What accounts for these new and rapidly changing food diseases?

Certainly, the intensive farming practices in America play a major factor. Enormous flocks, sometimes as many as 100,000 birds, are crowded into hen houses that go uncleaned between the slaughter of one flock and the introduction of the next. They often receive antibiotics in their feed to ward off the diseases encouraged by close confinement. They arrive at the slaughterhouses frightened and stressed and when they’re frightened and stressed they’re more like to have diarrhea. Once killed, they’re plunged into a chilled chlorine bath—Fox calls it a “fecal soup”—that adds 8 percent water weight to each carcass.

“It’s hideous cycle, and all these things are done to make chickens more competitive,” Fox says. “And they are cheap, far cheaper than they should be, and it’s no wonder that they are contaminated.”

Reading this makes one shudder. Still, I figured, I usually buy organic chickens. Certainly, that gives me and my family some immunity. So I called Fox at her house in Maine, to ask that question, among others.
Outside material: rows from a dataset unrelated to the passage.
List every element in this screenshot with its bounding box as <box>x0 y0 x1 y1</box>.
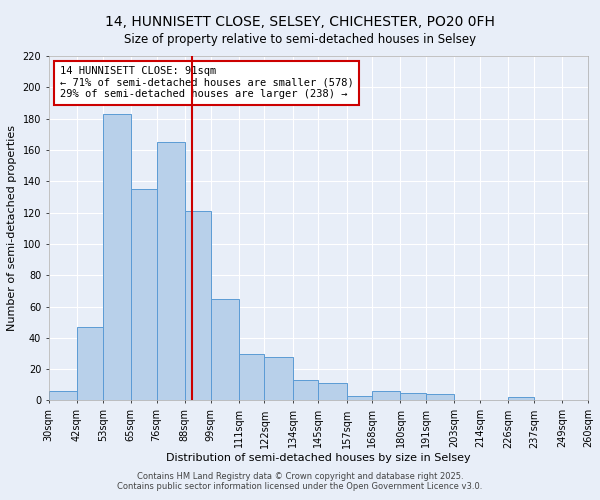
Bar <box>77 327 103 400</box>
Text: Contains public sector information licensed under the Open Government Licence v3: Contains public sector information licen… <box>118 482 482 491</box>
Text: Contains HM Land Registry data © Crown copyright and database right 2025.: Contains HM Land Registry data © Crown c… <box>137 472 463 481</box>
Y-axis label: Number of semi-detached properties: Number of semi-detached properties <box>7 125 17 331</box>
Bar <box>347 396 373 400</box>
Bar <box>265 356 293 401</box>
Bar <box>49 391 77 400</box>
Bar <box>239 354 265 401</box>
Bar <box>588 398 600 400</box>
Text: 14 HUNNISETT CLOSE: 91sqm
← 71% of semi-detached houses are smaller (578)
29% of: 14 HUNNISETT CLOSE: 91sqm ← 71% of semi-… <box>59 66 353 100</box>
Text: 14, HUNNISETT CLOSE, SELSEY, CHICHESTER, PO20 0FH: 14, HUNNISETT CLOSE, SELSEY, CHICHESTER,… <box>105 15 495 29</box>
Text: Size of property relative to semi-detached houses in Selsey: Size of property relative to semi-detach… <box>124 32 476 46</box>
X-axis label: Distribution of semi-detached houses by size in Selsey: Distribution of semi-detached houses by … <box>166 453 471 463</box>
Bar <box>157 142 185 401</box>
Bar <box>185 211 211 400</box>
Bar <box>508 398 534 400</box>
Bar <box>293 380 319 400</box>
Bar <box>426 394 454 400</box>
Bar <box>373 391 400 400</box>
Bar <box>211 298 239 400</box>
Bar <box>400 392 426 400</box>
Bar <box>131 189 157 400</box>
Bar <box>103 114 131 401</box>
Bar <box>319 384 347 400</box>
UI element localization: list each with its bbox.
“I don’t doubt they’re going to taste better and be better for you,” she replied. “But as far as microbrial safety, you have to ask questions about the chickens’ transport, because that can stress the animals. Was the hen house cleaned out between each flock and allowed to air out? Were they water chilled or not? Certainly, organic chickens are probably healthier chickens so you’ve probably lowered your risk, but you haven’t necessarily eliminated it.” So much for self-protection.